The second important thing to know about soap is superfatting. Superfatting means that there is more oil added than the lye can transform into soap, and this is what actually nurses the hair. Hair doesn’t need quite as much oil as skin though, so typical skin or hand soaps usually have a superfatting percentage that is too high for hair. For hair, a good superfatting percentage is between 4-6%, but it really depends on your hair. Very thin, fine hair will need a lower superfatting percentage, and very dry, coarse hair might need a much higher percentage – maybe even as high as 10-15%. The only way to find out is to try it out.

Finally, the third really important thing to know about hair soap is knowing what oils your hair likes, because if there’s an oil in the soap that your hair hates, the results will be bad. Using oil as an addition to hair care beyond soap is a good idea anyway, and a good way to try different oils. My hair, for example, seems to hate coconut oil, because it gets kind of squeaky and feels dry and when I use it. Olive oil and argan oil seem to work fine though. So for me, soaps based on olive oil have worked pretty well so far. Soaps usually contain a variety of oils, and it helps to go through the list and see what’s in there. Generally, some oils aren’t generally very good for hair, like for example palm oil. I try to avoid palm oil in hair soap as much as possible.
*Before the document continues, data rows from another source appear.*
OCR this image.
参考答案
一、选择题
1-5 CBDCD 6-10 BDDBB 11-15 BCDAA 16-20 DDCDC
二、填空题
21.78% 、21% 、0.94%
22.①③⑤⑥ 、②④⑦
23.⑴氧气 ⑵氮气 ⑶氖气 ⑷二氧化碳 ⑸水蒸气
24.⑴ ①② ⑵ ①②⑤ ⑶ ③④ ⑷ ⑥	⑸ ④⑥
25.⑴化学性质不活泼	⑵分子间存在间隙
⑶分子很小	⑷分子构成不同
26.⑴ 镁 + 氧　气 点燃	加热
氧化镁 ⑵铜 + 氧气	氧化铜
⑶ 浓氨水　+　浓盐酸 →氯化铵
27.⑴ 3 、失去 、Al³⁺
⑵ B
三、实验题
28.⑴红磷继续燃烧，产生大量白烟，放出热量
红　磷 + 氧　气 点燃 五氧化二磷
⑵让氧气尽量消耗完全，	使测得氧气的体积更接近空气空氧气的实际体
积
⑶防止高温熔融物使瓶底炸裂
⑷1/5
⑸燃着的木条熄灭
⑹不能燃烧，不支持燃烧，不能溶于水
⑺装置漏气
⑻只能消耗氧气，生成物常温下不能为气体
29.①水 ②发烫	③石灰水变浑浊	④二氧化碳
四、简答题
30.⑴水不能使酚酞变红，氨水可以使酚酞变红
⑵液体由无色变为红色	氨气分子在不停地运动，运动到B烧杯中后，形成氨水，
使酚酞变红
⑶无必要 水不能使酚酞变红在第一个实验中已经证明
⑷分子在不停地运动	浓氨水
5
It helps to keep some notes on the different soaps you try in order to figure out what oils your hair likes.

Where do you get hair soap? Well, the drug stores sure don’t have them yet, but the internet does. There are a tons of good online shops that have really good soaps. In Germany, there are Steffi’s Hexenküche, Alles schöne Dinge, Pflegeseifen or Savion. In the US / Canada there is Chagrin Valley (hard to find soap without palm oil there though), Wylde Rose or Kingston Soap Company4. In the UK, there is Funky Soap. There are also tons of soaps and manufacturers to be found on etsy or dawanda.

If you now checked some of those sites, you’ll probably have some concerns about the affordability. I have to admit that a really good soap is a little bit more expensive than a bottle of mass-produced shampoo. Also, a bar of hair soap doesn’t last anywhere near as long as a bar of regular hand soap. I need about 5-8g of soap per wash. However, since I only wash twice a week, a bar of soap lasts about a month or two. I think it’s definitely worth it though. Eventually I want to try and make my own soap, but there’s a lot of equipment I’d need to buy for that for which I currently don’t have the money or space.

Hair soap has a bit of a learning curve, because there’s a lot you need to consider. If you’re interested in switching to soap, here are a few questions you should try to figure out; Which oil is best for my hair? How hard is the water where I live? How much nutrition does my hair need? Can I wait for my hair to air dry? Can I not comb my hair after washing it? YouTube will also provide a lot of information about hair care and hair soap, once you find the right channels.

I will definitely stick to soap for now, and I can’t even imagine going back to shampoo. I’ve learned so much about hair care and I really hope that with the proper care and attention, I might eventually get rid of my split ends that keep coming back and have really healthy, shiny hair.